Reiko turned her gaze to the world below. Over the last few minutes the sky had changed colour dramatically, and that change was reflected even more vividly in Reiko's expression. Deep shadows pooled in the hollows of her eye sockets. The darker it got outside, the more the window began to function as a mirror. Against the backdrop of skyscrapers Kaoru saw Reiko's face reflected in the glass as if it was floating disembodied in the darkness.

"Metastatic cancer victims are especially numerous in Japan and America."

It was true: the geographical distribution of the victims showed marked variation. Japan and America each had roughly a million patients with the disease, and the advanced nations of Europe had several hundred thousand, while remote areas of the type where the longevity zones were located had hardly reported any cases at all. Kaoru was trying to imply that her hypothesis had holes.

"What about the desert area you mentioned, in North America? It has abnormally low gravity, so it wouldn't be surprising if people there lived longer, would it?"

"It's just a guess."

"So you have no proof."

"I suppose you could say all this has just been a game for me."
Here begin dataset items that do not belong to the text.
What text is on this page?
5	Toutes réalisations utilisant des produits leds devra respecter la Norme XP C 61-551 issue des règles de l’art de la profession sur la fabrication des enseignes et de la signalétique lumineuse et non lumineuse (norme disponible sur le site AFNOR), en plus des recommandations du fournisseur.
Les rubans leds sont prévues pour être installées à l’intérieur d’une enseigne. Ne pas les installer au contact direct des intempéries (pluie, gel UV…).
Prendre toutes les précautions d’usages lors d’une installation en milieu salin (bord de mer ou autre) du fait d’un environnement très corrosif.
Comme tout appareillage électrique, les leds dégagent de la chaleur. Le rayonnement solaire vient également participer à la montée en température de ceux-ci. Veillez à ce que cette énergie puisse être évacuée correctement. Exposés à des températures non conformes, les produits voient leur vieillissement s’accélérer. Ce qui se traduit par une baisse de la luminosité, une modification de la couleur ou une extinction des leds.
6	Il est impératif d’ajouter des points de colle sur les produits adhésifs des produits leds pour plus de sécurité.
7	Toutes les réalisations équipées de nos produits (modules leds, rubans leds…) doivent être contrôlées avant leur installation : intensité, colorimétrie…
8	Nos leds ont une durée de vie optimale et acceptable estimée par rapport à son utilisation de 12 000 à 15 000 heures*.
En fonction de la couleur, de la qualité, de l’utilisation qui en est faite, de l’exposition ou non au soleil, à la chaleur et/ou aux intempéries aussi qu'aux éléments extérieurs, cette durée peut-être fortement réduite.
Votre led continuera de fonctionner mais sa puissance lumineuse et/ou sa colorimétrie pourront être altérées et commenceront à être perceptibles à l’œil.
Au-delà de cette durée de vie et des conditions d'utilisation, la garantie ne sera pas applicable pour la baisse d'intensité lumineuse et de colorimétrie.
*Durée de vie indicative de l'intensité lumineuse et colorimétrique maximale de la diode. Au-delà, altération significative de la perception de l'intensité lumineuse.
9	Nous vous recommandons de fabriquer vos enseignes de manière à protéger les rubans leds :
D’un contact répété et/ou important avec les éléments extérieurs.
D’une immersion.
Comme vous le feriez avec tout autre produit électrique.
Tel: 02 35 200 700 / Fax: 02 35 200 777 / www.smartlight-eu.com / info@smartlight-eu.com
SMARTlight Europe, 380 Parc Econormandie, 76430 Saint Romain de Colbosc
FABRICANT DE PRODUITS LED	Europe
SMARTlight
The word seemed to come as a shock to Reiko: she became visibly discouraged. "Oh." Now her discouragement turned into a frown; she made as if to turn away from Kaoru.

"What's wrong?"

 

Kaoru was a bit taken aback by this sudden change in her.

"I was hoping for a miracle. It's all we have left," she said, still looking away.
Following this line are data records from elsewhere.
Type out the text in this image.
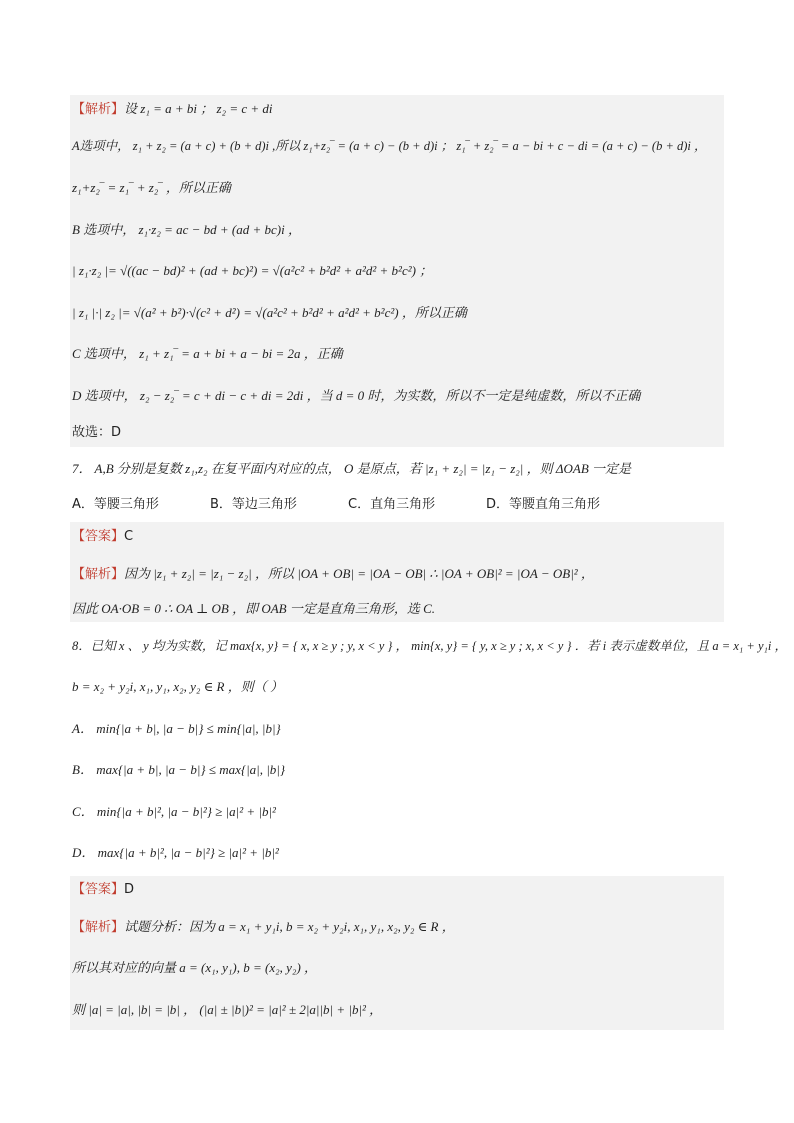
【解析】设 z₁ = a + bi ； z₂ = c + di
A选项中， z₁ + z₂ = (a + c) + (b + d)i ,所以 z₁+z₂‾ = (a + c) − (b + d)i ； z₁‾ + z₂‾ = a − bi + c − di = (a + c) − (b + d)i ，
z₁+z₂‾ = z₁‾ + z₂‾ ，所以正确
B 选项中， z₁·z₂ = ac − bd + (ad + bc)i ，
| z₁·z₂ |= √((ac − bd)² + (ad + bc)²) = √(a²c² + b²d² + a²d² + b²c²) ；
| z₁ |·| z₂ |= √(a² + b²)·√(c² + d²) = √(a²c² + b²d² + a²d² + b²c²) ，所以正确
C 选项中， z₁ + z₁‾ = a + bi + a − bi = 2a ，正确
D 选项中， z₂ − z₂‾ = c + di − c + di = 2di ，当 d = 0 时，为实数，所以不一定是纯虚数，所以不正确
故选：D
7． A,B 分别是复数 z₁,z₂ 在复平面内对应的点， O 是原点，若 |z₁ + z₂| = |z₁ − z₂| ，则 ΔOAB 一定是
A．等腰三角形	B．等边三角形	C．直角三角形	D．等腰直角三角形
【答案】C
【解析】因为 |z₁ + z₂| = |z₁ − z₂| ，所以 |OA + OB| = |OA − OB| ∴ |OA + OB|² = |OA − OB|² ，
因此 OA·OB = 0 ∴ OA ⊥ OB ，即 OAB 一定是直角三角形，选 C.
8．已知 x 、 y 均为实数，记 max{x, y} = { x, x ≥ y ; y, x < y } ， min{x, y} = { y, x ≥ y ; x, x < y } ．若 i 表示虚数单位，且 a = x₁ + y₁i ，
b = x₂ + y₂i, x₁, y₁, x₂, y₂ ∈ R ，则（ ）
A． min{|a + b|, |a − b|} ≤ min{|a|, |b|}
B． max{|a + b|, |a − b|} ≤ max{|a|, |b|}
C． min{|a + b|², |a − b|²} ≥ |a|² + |b|²
D． max{|a + b|², |a − b|²} ≥ |a|² + |b|²
【答案】D
【解析】试题分析：因为 a = x₁ + y₁i, b = x₂ + y₂i, x₁, y₁, x₂, y₂ ∈ R ，
所以其对应的向量 a = (x₁, y₁), b = (x₂, y₂) ，
则 |a| = |a|, |b| = |b| ， (|a| ± |b|)² = |a|² ± 2|a||b| + |b|² ，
A miracle, Kaoru thought in disgust. Reiko was about to fall into the same trap as his mother.

"I think you'd better stop hoping for a miracle."

"I won't stop."

"You have other things you need to be doing."

He wanted Reiko to keep her wits about her. But she wasn't listening to him now.

"I was just thinking, maybe all the inhabitants of those longevity zones get viral cancer at some point. But before the cancer cells incapacitate their internal organs, some factor turns their cells immortal, and the cancer becomes benign. It’s bad side disappears, and the cancer is able to coexist with human beings. Their cells are able to undergo mitosis more times, with the result that they live longer. How's that for a theory?"